Design philosophy
TradeFlow makes a handful of opinionated bets that explain almost every decision in the codebase. They are worth stating plainly, because the hard part of an algorithmic-trading system is not the trading — it is not fooling yourself, and these principles are how the design defends against that.
1. Two clocks that never touch
The single idea that organizes everything: the system runs on two clocks with different rules.
- The research clock is offline, slow, and exploratory — scanning, backtesting, optimizing, out-of-sample validation, and (optionally) an AI research assistant. Non-determinism is allowed here. It only ever proposes: it writes provenance-stamped candidate configurations to disk.
- The trade clock is live and deliberately dull —
live bar → signal → order. No model, no optimizer, and no database sits in the order path, so there is nothing to prompt-inject and nothing non-deterministic to debug when real money is at stake.
Keeping these apart is a structural guarantee, not a convention. See Architecture for how the layers enforce it.
2. Promote by hand — automation never flips the switch
Nothing automated ever moves money. The research clock emits a config and a rationale; a human reads it and chooses to promote it to live trading. No process flips paper-to-live or places an order on its own. Where the system exposes itself to tooling, that boundary is enforced structurally — the integration layer is built with a data client only, so it physically cannot trade.
3. Honest fitness, or nothing
It is trivially easy to manufacture a beautiful backtest; an engine that optimizes and reports on the same slice of history is just a machine for discovering noise. The defense is built in, not bolted on:
- Optimize on one slice of time, score on a slice the optimizer never saw, and reserve a final holdout that is touched exactly once.
- Correct for the number of things you tried. Statistical-robustness metrics (deflated/probabilistic Sharpe and friends) deflate results by how many configurations were tested to find them.

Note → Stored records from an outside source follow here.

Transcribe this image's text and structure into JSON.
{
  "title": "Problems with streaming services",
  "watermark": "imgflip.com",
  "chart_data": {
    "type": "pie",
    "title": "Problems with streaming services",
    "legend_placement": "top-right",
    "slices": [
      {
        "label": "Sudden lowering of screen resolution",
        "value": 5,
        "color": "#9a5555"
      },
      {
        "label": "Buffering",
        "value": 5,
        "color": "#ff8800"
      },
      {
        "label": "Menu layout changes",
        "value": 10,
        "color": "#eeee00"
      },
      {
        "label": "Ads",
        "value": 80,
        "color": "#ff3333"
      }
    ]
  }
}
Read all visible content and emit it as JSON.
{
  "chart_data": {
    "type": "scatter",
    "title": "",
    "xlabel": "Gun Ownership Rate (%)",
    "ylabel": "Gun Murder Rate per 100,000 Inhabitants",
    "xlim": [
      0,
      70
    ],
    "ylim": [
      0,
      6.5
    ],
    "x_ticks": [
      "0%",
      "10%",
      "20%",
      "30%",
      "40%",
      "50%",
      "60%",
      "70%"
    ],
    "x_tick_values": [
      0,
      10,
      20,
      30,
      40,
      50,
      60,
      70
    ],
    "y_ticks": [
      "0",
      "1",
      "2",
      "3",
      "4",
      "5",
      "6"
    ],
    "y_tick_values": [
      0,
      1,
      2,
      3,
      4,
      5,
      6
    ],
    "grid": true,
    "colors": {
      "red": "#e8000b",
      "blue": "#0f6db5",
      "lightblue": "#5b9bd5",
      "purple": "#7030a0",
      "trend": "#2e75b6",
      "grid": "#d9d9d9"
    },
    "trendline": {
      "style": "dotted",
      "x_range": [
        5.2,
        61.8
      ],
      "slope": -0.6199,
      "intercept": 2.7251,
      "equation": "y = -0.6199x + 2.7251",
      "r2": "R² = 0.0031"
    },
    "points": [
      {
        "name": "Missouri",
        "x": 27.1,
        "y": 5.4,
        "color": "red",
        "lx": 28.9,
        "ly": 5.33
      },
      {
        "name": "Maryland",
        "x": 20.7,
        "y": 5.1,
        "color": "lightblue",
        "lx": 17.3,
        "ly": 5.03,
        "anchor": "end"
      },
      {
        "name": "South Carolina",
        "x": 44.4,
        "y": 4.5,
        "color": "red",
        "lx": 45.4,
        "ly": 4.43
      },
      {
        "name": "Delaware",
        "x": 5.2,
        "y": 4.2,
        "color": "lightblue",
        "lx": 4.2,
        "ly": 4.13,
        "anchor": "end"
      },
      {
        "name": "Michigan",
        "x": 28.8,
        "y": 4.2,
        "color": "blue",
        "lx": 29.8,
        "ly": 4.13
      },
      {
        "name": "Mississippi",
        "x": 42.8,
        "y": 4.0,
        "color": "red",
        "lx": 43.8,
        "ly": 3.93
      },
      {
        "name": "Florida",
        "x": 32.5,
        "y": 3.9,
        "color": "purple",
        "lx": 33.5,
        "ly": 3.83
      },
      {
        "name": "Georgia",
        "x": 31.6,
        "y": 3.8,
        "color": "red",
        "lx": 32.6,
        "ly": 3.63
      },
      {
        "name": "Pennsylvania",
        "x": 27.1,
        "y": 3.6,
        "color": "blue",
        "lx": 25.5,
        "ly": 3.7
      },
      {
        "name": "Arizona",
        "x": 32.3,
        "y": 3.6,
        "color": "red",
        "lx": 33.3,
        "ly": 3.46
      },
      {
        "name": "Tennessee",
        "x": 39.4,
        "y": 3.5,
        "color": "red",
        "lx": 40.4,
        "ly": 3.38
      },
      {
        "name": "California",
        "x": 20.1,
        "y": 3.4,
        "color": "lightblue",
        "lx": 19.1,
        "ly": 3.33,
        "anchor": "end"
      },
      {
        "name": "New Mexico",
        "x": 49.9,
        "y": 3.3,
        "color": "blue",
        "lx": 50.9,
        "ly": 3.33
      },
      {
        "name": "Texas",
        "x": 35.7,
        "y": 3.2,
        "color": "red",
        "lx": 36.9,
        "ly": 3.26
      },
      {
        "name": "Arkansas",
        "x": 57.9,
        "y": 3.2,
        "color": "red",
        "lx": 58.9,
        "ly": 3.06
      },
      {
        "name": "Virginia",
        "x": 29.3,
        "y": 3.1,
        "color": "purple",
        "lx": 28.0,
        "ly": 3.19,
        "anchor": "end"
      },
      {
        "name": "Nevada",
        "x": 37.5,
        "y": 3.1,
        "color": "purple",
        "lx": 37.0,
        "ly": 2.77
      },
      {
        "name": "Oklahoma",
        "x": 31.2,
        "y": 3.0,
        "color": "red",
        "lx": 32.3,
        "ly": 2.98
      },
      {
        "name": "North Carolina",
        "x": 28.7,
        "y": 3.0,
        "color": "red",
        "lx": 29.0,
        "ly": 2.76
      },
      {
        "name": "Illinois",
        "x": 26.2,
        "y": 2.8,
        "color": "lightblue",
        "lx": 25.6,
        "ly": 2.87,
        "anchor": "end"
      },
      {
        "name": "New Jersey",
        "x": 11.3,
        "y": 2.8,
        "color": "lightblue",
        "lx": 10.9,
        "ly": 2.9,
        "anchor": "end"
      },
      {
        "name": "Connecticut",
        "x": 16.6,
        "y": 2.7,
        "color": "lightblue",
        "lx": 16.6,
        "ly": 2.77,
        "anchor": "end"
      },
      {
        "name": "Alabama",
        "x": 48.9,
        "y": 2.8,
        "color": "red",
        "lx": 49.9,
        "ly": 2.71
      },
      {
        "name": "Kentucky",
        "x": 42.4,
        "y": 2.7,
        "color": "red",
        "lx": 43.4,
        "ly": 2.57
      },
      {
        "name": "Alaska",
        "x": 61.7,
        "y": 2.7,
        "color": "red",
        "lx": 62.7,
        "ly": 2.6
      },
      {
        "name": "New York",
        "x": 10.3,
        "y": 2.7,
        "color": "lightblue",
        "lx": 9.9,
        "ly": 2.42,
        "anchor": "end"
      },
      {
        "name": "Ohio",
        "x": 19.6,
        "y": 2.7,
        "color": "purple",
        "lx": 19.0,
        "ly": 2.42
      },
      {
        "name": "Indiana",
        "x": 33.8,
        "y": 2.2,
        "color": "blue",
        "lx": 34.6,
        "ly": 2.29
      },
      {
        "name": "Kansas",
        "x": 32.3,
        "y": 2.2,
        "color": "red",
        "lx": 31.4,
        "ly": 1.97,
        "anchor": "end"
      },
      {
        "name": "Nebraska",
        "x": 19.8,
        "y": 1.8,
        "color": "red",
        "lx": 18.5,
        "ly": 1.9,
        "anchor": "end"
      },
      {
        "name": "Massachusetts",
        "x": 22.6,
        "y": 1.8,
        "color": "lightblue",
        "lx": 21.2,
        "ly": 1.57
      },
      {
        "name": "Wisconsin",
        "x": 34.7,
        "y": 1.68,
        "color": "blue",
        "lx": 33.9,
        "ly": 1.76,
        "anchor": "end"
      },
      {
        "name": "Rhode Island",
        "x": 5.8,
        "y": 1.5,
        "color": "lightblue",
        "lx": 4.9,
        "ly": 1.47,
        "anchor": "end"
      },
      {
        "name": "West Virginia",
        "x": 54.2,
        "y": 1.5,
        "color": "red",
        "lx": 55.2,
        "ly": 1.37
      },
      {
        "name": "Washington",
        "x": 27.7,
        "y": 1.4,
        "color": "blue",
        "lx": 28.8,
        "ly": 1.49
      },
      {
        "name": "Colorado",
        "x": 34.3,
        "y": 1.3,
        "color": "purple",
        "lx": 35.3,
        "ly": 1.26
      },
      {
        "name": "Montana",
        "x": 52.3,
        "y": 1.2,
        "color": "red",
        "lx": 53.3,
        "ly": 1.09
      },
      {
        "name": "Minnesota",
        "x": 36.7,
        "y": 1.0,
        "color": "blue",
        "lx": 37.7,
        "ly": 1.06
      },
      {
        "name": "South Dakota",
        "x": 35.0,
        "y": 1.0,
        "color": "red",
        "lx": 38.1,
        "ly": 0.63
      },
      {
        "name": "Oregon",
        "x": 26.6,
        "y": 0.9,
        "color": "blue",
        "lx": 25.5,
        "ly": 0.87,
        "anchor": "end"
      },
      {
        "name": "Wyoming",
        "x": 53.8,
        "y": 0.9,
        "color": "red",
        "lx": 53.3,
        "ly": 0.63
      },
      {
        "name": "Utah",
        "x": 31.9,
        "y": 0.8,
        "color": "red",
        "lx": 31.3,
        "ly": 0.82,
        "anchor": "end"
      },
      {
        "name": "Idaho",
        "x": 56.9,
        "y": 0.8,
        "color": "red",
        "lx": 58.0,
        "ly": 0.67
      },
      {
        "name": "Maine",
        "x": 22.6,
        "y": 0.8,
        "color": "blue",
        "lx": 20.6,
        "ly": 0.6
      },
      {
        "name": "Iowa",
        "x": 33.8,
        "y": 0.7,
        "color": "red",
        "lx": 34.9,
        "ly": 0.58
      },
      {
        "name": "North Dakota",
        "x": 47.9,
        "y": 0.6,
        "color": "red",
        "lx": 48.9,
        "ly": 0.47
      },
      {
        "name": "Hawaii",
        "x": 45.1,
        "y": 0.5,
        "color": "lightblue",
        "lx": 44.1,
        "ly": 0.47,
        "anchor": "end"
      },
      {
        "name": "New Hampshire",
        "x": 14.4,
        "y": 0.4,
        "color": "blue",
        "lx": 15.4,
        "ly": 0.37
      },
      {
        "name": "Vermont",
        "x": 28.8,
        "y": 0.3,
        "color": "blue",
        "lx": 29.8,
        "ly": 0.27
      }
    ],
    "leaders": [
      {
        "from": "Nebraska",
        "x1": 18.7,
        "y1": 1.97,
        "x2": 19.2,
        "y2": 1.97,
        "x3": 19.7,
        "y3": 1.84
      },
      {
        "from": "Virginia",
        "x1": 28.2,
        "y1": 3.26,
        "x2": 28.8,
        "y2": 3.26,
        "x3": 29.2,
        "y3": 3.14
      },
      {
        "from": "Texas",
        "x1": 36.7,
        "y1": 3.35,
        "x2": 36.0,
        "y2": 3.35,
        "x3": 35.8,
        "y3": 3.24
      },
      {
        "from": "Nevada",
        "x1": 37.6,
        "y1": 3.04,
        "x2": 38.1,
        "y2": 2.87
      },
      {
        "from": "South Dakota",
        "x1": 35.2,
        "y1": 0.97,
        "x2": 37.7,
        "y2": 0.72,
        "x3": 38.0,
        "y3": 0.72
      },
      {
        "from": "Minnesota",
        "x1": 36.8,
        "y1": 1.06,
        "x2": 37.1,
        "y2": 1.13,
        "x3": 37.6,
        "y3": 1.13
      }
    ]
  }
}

- Gate, don't cherry-pick. A candidate is "promotable" only if it clears every threshold — out-of-sample Sharpe, profit factor, drawdown ratio, a leakage probe, parameter-sensitivity, a minimum trade count — so neither a human nor an agent can pick the one lucky fold.
The result: more automation makes the engine more honest, not faster at overfitting.
4. Strict separation of concerns, behind interfaces
Each layer does one job, and everything above the broker layer is written against
a Broker / MarketDataProvider interface rather than a vendor SDK. Adding a new
venue is one adapter; nothing else changes. Because the boundary is an interface,
the whole system is testable offline with in-memory fakes — no keys, no network.
See Separation of Concerns.
5. Everything heavy is opt-in
The base install is small and has no native build step. Anything expensive — the
optimizer's ML backend, the constraint solver, AI providers — sits behind an
optional extra and is imported lazily. You can explore the whole research surface
with uv sync and make demo, no keys required.
6. Built for scale, from the start
A trading system lives or dies on time-series data volume. The data layer is designed so that growing from a handful of symbols to a broad, high-frequency, multi-year universe is a change of storage tier, not a rewrite: data is exchanged in a columnar, zero-copy form and processed lazily, so larger-than-memory panels stream rather than blow up. Nothing above the data layer assumes the panel fits in RAM.
Where it's headed
The current engine runs one strategy at a time and judges it on absolute return. The direction of travel is toward a genuine active portfolio management system — the same discipline used by quantitative equity desks:
- Forecasts as numbers, not labels. Turn a strategy's signal into a comparable estimate of expected risk-adjusted return, so positions reflect conviction and many signals can be weighed against each other.
- A real risk model. Move portfolio construction from "weight the best-scoring names" to trading expected return off against covariance — diversification and tracking error become first-class, not afterthoughts.
- Costs as first-class citizens. Charge realistic transaction costs in the backtest and let them shape both position sizing and how often you trade, so reported performance is honest net of friction.
- Measuring skill, not luck. Decompose returns into the part that came from cheap factor exposure versus genuine selection, and compare the skill you predicted against the skill you realized.
Every one of these lives on the research clock. The trade clock stays exactly as simple as it is today — that is the whole point.